When Finns talk about social and health care, they often resort to using an acronym of sorts from the Finnish words ‘sosiaali’ and ‘terveys’, or ‘sote’. The reform bill proposes implementing a new structure of five large social welfare and health care regions that assume responsibility for arranging equal provision of social welfare and health care services in all parts of the country. The five new ‘Sote regions’ would also be responsible for monitoring the quality, amount and effectiveness of such services.

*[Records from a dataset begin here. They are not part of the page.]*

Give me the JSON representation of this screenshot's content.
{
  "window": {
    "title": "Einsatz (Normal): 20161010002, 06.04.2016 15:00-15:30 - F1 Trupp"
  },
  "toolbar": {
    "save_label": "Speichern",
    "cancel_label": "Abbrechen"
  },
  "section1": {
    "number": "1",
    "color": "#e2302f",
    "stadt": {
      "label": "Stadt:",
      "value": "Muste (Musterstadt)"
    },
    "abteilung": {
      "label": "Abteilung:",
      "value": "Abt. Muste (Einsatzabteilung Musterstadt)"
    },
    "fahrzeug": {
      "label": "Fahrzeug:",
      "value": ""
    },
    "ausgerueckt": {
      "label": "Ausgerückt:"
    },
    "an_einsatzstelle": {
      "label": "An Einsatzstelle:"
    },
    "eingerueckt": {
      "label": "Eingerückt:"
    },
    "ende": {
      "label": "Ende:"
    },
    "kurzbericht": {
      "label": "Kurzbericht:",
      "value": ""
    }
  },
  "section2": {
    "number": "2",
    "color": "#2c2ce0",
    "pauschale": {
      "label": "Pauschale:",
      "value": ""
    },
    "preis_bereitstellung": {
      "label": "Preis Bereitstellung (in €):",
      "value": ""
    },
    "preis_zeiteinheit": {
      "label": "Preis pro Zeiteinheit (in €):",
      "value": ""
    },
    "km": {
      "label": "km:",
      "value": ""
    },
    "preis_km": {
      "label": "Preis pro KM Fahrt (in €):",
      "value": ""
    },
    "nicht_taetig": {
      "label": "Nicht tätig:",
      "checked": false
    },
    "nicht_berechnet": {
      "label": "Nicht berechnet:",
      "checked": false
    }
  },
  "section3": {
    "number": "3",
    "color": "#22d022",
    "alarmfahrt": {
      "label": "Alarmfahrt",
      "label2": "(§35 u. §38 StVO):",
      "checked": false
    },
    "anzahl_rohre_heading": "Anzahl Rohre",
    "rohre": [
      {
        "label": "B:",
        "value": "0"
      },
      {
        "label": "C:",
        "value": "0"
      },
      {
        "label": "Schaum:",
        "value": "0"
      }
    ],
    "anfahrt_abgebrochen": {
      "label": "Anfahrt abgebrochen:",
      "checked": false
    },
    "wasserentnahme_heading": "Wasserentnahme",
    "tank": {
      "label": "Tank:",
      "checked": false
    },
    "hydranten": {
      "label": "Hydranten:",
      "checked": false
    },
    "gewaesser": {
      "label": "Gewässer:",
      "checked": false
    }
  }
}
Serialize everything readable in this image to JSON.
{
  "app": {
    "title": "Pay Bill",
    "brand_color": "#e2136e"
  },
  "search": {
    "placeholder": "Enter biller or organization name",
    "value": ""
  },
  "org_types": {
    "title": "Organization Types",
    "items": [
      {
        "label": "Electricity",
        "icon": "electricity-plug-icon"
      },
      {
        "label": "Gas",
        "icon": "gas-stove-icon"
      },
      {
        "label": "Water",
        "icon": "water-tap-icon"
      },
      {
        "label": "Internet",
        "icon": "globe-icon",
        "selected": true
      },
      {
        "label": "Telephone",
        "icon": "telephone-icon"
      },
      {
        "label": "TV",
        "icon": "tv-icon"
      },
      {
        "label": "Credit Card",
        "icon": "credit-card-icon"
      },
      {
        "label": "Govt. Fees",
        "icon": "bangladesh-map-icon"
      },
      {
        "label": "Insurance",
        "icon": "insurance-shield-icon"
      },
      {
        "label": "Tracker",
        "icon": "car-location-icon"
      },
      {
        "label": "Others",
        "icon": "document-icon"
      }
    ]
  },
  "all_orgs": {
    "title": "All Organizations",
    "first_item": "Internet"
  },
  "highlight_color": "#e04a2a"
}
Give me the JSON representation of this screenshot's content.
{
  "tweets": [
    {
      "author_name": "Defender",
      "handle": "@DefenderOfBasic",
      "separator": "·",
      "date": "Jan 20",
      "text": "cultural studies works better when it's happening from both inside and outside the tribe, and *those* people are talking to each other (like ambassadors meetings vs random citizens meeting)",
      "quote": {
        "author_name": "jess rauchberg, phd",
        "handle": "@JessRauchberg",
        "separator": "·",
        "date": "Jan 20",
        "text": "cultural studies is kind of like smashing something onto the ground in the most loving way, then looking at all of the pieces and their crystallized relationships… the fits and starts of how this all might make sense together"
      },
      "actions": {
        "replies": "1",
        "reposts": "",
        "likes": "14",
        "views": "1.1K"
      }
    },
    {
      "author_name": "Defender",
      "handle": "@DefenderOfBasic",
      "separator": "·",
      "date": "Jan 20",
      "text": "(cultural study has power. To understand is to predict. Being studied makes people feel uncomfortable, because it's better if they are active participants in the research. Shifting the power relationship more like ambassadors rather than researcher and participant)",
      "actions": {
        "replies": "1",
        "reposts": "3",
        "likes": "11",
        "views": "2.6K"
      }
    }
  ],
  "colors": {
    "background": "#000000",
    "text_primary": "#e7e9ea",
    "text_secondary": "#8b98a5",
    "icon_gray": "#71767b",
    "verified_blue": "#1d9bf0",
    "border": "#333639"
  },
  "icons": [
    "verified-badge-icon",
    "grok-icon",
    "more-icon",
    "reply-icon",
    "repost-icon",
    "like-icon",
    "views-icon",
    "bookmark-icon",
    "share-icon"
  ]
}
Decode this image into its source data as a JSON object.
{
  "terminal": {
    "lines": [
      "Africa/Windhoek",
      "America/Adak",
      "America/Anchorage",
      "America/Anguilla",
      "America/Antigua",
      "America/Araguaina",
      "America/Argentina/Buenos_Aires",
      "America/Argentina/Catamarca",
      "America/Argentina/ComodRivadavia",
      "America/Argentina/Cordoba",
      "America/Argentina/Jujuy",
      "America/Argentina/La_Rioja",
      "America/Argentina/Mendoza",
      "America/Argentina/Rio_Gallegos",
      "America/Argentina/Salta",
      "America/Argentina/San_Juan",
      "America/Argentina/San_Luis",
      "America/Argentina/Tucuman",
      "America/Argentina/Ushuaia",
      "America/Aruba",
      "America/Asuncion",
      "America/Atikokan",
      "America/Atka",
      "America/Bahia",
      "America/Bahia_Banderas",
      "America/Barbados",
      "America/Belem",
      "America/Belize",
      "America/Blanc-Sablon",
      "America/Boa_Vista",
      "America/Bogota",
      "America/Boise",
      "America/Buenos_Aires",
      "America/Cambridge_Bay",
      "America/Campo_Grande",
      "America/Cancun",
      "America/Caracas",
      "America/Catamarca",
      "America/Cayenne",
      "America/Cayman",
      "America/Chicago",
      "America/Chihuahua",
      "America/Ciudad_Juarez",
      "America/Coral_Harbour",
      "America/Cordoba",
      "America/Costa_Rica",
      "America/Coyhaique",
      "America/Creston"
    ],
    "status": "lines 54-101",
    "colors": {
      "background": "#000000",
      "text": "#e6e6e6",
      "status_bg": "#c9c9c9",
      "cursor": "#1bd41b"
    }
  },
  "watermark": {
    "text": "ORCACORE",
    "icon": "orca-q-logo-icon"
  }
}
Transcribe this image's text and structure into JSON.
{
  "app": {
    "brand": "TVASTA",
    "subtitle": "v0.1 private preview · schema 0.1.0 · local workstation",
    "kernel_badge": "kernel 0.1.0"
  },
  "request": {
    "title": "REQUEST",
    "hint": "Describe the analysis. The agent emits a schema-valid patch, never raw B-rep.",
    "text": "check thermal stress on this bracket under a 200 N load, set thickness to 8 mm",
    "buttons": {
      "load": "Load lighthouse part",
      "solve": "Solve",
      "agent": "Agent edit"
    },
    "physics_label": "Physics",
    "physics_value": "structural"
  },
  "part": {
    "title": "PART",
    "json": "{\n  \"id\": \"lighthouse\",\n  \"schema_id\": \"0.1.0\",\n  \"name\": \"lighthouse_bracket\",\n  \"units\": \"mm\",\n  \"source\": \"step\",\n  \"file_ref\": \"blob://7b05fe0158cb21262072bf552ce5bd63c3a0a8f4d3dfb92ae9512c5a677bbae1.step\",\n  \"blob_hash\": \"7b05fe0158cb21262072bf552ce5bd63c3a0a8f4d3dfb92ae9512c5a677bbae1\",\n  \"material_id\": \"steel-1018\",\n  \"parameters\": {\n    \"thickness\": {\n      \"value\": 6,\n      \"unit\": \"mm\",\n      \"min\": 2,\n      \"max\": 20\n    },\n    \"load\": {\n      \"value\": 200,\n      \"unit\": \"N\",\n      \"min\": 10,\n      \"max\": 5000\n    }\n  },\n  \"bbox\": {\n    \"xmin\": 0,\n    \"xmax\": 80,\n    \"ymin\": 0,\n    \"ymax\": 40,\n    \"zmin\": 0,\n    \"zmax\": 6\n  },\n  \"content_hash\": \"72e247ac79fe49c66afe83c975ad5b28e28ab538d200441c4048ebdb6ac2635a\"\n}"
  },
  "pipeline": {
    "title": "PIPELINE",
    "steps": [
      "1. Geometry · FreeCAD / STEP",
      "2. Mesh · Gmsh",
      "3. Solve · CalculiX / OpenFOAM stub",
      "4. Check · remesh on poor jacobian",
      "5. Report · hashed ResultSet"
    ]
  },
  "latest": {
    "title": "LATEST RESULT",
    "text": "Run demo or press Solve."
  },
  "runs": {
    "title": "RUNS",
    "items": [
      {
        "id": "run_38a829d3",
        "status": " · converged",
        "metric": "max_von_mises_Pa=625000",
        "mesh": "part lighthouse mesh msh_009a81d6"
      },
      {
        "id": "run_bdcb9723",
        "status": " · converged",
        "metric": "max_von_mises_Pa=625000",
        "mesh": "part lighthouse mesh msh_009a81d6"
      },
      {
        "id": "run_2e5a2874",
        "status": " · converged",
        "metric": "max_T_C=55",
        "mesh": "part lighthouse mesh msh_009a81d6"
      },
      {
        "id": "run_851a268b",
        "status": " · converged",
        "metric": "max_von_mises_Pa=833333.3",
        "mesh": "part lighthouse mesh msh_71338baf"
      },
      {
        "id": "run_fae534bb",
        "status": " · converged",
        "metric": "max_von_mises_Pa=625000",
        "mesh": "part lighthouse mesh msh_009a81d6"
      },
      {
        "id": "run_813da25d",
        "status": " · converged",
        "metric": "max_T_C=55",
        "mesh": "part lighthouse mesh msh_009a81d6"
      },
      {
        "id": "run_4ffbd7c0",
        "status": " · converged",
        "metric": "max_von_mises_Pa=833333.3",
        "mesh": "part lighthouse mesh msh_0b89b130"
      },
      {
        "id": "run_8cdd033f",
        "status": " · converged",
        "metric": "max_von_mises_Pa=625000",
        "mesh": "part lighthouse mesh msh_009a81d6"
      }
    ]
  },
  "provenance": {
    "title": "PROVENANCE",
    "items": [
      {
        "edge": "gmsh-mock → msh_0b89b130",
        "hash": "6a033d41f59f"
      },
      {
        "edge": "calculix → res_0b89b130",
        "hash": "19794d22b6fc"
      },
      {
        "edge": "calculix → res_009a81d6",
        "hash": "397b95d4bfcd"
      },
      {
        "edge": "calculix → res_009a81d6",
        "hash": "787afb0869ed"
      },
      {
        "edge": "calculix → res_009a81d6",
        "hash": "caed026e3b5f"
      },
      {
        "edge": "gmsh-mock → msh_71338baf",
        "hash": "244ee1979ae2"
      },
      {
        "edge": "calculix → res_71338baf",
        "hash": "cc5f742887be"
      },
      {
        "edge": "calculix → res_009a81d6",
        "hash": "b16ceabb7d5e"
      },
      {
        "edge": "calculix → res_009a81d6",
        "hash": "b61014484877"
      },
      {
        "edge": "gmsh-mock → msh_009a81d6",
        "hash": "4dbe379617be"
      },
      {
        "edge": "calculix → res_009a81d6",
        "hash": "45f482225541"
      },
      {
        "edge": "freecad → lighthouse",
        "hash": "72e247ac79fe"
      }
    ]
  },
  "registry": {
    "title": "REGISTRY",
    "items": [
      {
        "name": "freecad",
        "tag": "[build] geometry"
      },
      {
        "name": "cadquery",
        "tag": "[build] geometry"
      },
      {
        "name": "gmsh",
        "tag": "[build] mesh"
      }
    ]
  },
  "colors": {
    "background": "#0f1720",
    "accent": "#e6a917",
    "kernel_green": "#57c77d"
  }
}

19 areas of responsibility
The responsibility for service provision will then lie with 19 different areas at most. These 19 groupings of local governments will provide the entire chain of social welfare and health care, from doctors taking care of patients to homecare workers caring for the elderly and social workers responsible for child welfare. How Finland’s 317 municipalities will be distributed among the 19 areas of responsibility has not yet been decided.
Service provision plan
Each ‘Sote region’ will then draw up a region-specific service provision plan with the municipalities and joint authorities in its areas of responsibility. The plan will define how the social welfare and health care services will be carried out. The service provision plans will also determine the quality and level of services and how the availability of and access to the services will be ensured.
Who will foot the bill?
Municipal residents will continue to pay municipal taxes as they have in the past, and municipalities will also receive state funding. Half of the municipal funds will then be transferred to the Sote region, who will then distribute the money to the 19 areas of responsibility that provide the services.
Goal of the reform
The key objective of the government’s proposed reform is to create overseeing regions larger than municipalities responsible for the provision of social welfare and health care services in Finland, so only one administrative body would be in charge of a larger area. The underlying principle is that if an older person falls and breaks their hip, they will have an operation in hospital and then transfer smoothly to a health centre in-patient facility for follow-up care, and from there again home for rehabilitation. In this way, the entire care chain, from specialist doctors to local health care centre to home care would be under the jurisdiction of one region, hopefully avoiding unnecessary bouncing around and confusion.
According to the government, the reform seeks to mitigate the rising costs of Finland’s social welfare and health care services to guarantee that its aging population will continue to receive all of the services it needs in the future.